Asha called down an explanation. “Laurence kicked that tomb thing open. There’s a whole room inside!”

Soon we were all up there, pushing in to see for ourselves, and just as soon, we were vacating the small, dark space filled with cobwebs and reeking of mildew, nothing worth stealing that anyone could find. But it was then, as I was the last to leave, that I saw the words etched on the inner wall.

Dust tried to hide them from me, but I could still make them out.

Beloved Mayor of Olive, the words seemed to say, the dates below showing 1851–1912. The name itself was partly crumbled out, some letters lost to the years, but when I carefully dusted it clean, this is what it read: W lt r Winchell

Rest in Peace

Mayor Winchell, the last mayor of Olive before the town got itself drowned, according to Ruby. Now his name was known for marking a streetlight.

I returned to one word, putting my finger to it to wipe decades of grime away, tracing the O and the live, the name of the town I’d never pictured existing above the surface, though it had, before the reservoir wiped it away. Ruby had said so, but now I knew for sure: The person in this tomb had lived in it.

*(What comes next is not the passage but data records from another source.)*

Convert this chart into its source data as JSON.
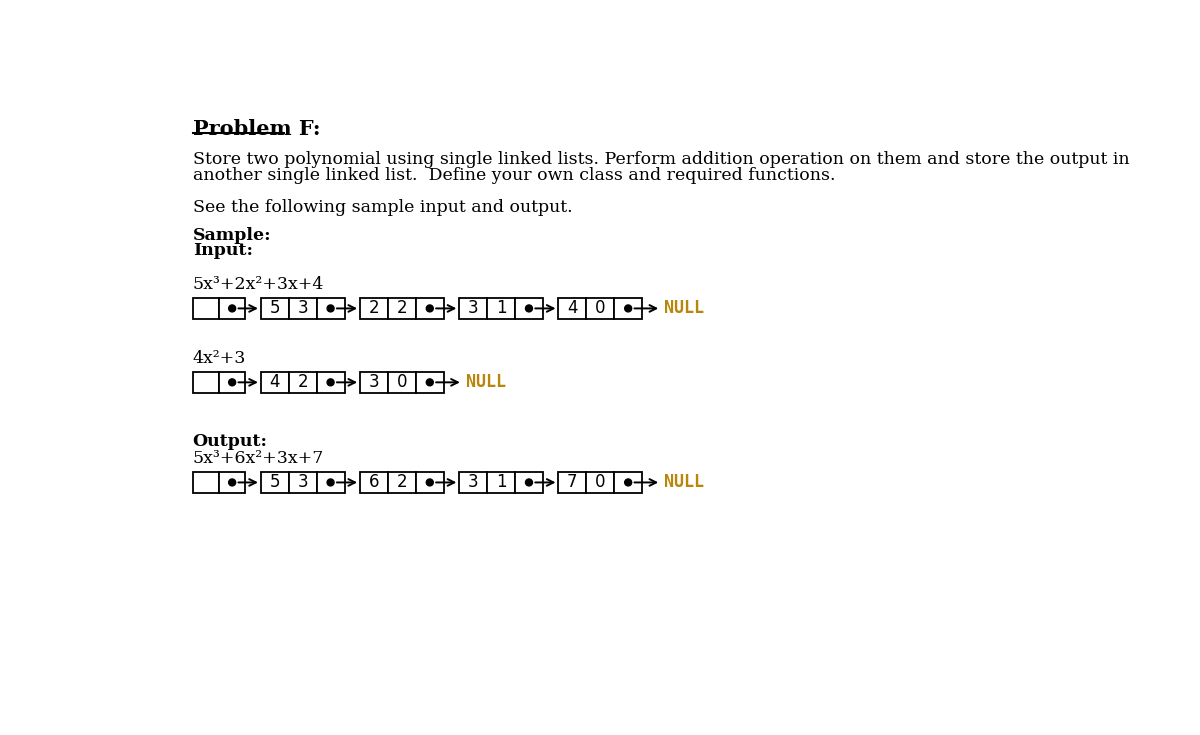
{
  "title": "Problem F:",
  "bg_color": "#ffffff",
  "text_color": "#000000",
  "description_line1": "Store two polynomial using single linked lists. Perform addition operation on them and store the output in",
  "description_line2": "another single linked list.  Define your own class and required functions.",
  "sample_see": "See the following sample input and output.",
  "label_sample": "Sample:",
  "label_input": "Input:",
  "label_output": "Output:",
  "poly1_label": "5x³+2x²+3x+4",
  "poly2_label": "4x²+3",
  "output_poly_label": "5x³+6x²+3x+7",
  "linked_list_1": [
    {
      "coeff": "5",
      "exp": "3"
    },
    {
      "coeff": "2",
      "exp": "2"
    },
    {
      "coeff": "3",
      "exp": "1"
    },
    {
      "coeff": "4",
      "exp": "0"
    }
  ],
  "linked_list_2": [
    {
      "coeff": "4",
      "exp": "2"
    },
    {
      "coeff": "3",
      "exp": "0"
    }
  ],
  "linked_list_out": [
    {
      "coeff": "5",
      "exp": "3"
    },
    {
      "coeff": "6",
      "exp": "2"
    },
    {
      "coeff": "3",
      "exp": "1"
    },
    {
      "coeff": "7",
      "exp": "0"
    }
  ],
  "null_color": "#b8860b",
  "font_size_title": 15,
  "font_size_body": 12.5,
  "font_size_bold": 12.5,
  "font_size_node": 12,
  "font_size_poly": 12.5,
  "font_size_null": 12
}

I was rubbing at my eyes, wondering if I’d smoked too much, how even if I hadn’t, it must’ve seeped into my brain anyway, that I’d breathed it, that all along I’d been breathing it, because now I was hallucinating. My mind was carving words into the walls and my eyes were duped into reading meaning into them.

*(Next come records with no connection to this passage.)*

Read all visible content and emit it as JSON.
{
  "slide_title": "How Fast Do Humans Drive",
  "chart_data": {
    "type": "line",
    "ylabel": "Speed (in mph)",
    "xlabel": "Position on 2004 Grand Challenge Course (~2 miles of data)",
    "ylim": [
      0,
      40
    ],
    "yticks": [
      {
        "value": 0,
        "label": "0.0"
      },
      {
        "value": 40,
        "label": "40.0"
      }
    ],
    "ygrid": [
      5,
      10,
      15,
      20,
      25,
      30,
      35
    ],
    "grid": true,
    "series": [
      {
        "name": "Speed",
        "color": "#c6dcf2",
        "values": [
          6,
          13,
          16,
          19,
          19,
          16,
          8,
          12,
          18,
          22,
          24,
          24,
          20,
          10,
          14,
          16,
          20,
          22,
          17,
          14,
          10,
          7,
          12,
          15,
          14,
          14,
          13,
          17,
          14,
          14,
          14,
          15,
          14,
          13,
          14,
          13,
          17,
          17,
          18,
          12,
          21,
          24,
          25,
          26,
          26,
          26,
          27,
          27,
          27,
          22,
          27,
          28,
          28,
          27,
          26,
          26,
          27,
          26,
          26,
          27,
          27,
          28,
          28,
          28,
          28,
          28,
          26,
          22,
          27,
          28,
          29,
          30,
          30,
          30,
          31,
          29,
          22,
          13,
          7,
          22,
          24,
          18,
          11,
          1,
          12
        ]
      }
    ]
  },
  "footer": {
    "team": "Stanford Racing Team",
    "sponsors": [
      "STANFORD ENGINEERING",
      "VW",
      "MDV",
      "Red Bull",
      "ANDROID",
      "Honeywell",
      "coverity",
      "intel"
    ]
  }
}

I touched the words once more and noticed London hovering in the tomb’s doorway.

She moved slowly through the dusty air like it was thicker than it felt, a plodding, ceaseless bobbing nearer and nearer to me. And once she stood beside me, as near as I let her get, I felt the chill of her, the creeping cold radiating from deep inside her icy bones.

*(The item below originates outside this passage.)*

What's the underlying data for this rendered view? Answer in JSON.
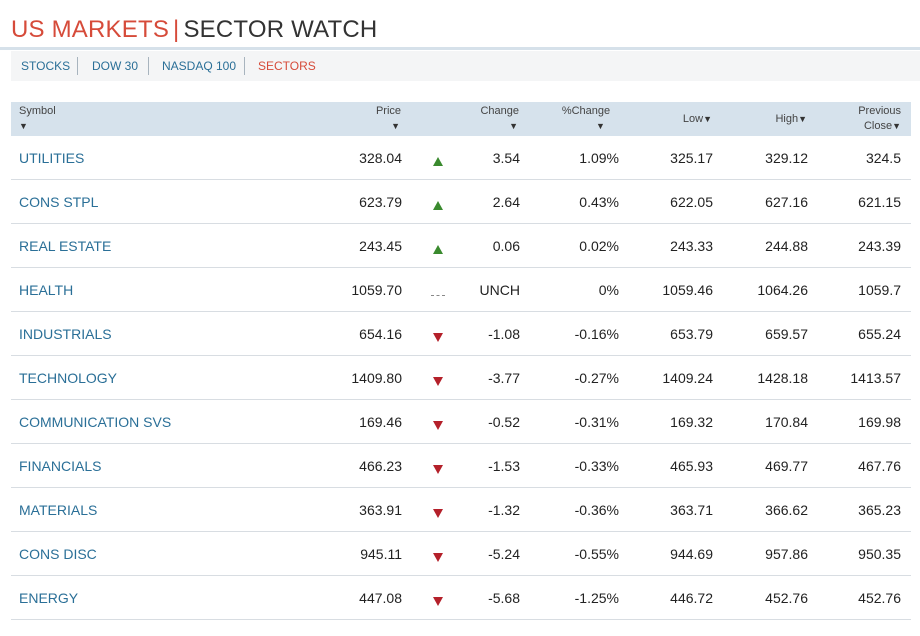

I remembered how she looked at me at the bottom of the pool. How she wanted me to know just what she was made of.

“What’s wrong?” she asked, though she had to know, she had to. Now her long, thin finger was tracing the name of the town the way mine had. Her finger was bitter cold, stinging my hand before I moved it away.

She read the word and didn’t blink.

“That’s the town,” I found myself telling her. “The one at the bottom of the reservoir that Ruby always talks about.”

“I know,” she said.

“You do?”

“I know things,” she said. “Ruby tells me stuff.”

She slunk back against the wall, and as she did it seemed that the shadows were moving all around her, crouching low as if they had a hold of her by the legs. Maybe we weren’t alone in here; maybe we had company who’d come out to listen.

My own legs were getting heavier now. I felt it at my ankles, the familiar tug, and before it could fully bring me back—to that night, the night London remembered differently—one of her friends poked a head in.

“You guys, we’re so bored!” Asha shrieked, breathless. “You know what we should do? Go on the swings! In the rec field!”

Vanessa ran up next. “We totally should. What do you think, Lon?”

“Sure,” London said, her face expressionless. Maybe what she really wanted was to stay back alone with me, in this darkened tomb, just the two of us, but she ended up giving in and following her friends.

I couldn’t get my heart to stop thumping for minutes after.

We left the mausoleum to find that, outside, dark was clearly falling. For a moment, I wasn’t sure how long we’d been inside that tomb. It was here when I thought to check my phone, to see if maybe Ruby had texted.